Les entreprises seront contraintes de modifier tout leur système de paye, pour un coût évalué à environ 1 Md€. Et néanmoins le travail des services des impôts sera sans doute plus important qu’avant puisqu’ils devront établir le montant du prélèvement puis vérifier les déclarations annuelles, comme avant, et établir l’avis final d’imposition pour régulariser la situation de chacun. Pourtant Emmanuel Macron aurait pu faire marche arrière. Il a d’ailleurs retarder la réforme d’un an, mais pour la reprendre sans en changer presque un seul mot.Cette réforme engagée par F. Hollande est poursuivie par son successeur parce qu’il est dans la même philosophie.
Le prélèvement à la source déresponsabilise les Français à l’égard de l’impôt dont on veut rendre la charge plus indolore pour pouvoir l’ augmenter plus aisément. Et plus encore ce système donne à Big Brother un meilleur contrôle et une meilleurs connaissance de la situation de chaque citoyen. Cette réforme n’aurait pu être valable qu’à la condition d’aller jusqu’au bout des exigences de simplicité de l’impôt pour qu’il puisse être prélevé à la source sans mal et sans réserve.

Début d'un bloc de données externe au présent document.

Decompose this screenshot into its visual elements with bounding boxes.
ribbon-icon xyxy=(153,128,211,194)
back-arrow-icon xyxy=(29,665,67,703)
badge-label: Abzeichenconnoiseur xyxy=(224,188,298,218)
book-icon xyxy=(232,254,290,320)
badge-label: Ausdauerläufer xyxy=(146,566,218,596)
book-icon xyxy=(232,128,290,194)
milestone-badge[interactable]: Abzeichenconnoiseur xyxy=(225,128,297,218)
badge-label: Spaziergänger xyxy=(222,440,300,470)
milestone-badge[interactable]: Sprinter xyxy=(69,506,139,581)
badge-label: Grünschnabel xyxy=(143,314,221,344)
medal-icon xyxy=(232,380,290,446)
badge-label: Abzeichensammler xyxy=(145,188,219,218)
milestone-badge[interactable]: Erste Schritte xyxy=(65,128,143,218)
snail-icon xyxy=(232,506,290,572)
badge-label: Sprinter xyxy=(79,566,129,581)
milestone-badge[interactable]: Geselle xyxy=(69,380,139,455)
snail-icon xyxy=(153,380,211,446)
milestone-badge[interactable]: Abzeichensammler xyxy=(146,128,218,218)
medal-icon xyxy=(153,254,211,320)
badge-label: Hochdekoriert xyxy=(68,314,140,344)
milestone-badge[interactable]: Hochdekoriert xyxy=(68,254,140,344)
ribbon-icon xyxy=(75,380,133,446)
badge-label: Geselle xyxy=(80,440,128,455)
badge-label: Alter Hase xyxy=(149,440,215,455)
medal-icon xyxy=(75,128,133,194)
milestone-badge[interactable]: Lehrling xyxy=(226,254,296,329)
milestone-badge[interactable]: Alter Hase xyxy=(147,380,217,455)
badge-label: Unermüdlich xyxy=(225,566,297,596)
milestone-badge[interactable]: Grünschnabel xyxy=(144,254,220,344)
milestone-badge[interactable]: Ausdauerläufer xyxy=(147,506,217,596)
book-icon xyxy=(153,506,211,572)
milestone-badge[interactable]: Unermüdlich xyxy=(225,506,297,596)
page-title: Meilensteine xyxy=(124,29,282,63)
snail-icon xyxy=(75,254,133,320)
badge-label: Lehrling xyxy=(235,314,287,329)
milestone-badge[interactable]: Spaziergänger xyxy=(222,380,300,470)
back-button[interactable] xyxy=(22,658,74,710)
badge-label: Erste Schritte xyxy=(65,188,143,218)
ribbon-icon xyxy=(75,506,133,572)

Il aurait fallu transformer l’impôt progressif en un impôt proportionnel, - une flat tax-, à un taux raisonnable et avec une franchise suffisante pour que personne n’y soit perdant, en supprimant par ailleurs toutes les niches fiscales qui minent notre système d’imposition et en rendent quasi impossible un prélèvement simple à la source. Il aurait fallu en quelque sorte généraliser le PFU à 30%, peut-être à un taux moindre. Mais M Macron s’est arrêté en chemin, comme toujours, comme il l’a fait pour la suppression de l’iSF, -réforme courageuse-, qu’il n’a pas achevée en laissant un Impôt sur la Fortune Immobilière laissant croire que les revenus fonciers sont des rentes alors que l’investissement immobilier est utile aux entreprises qui louent leurs bureaux et usines comme aux ménages qui ne peuvent pas accéder à la propriété de leur logement.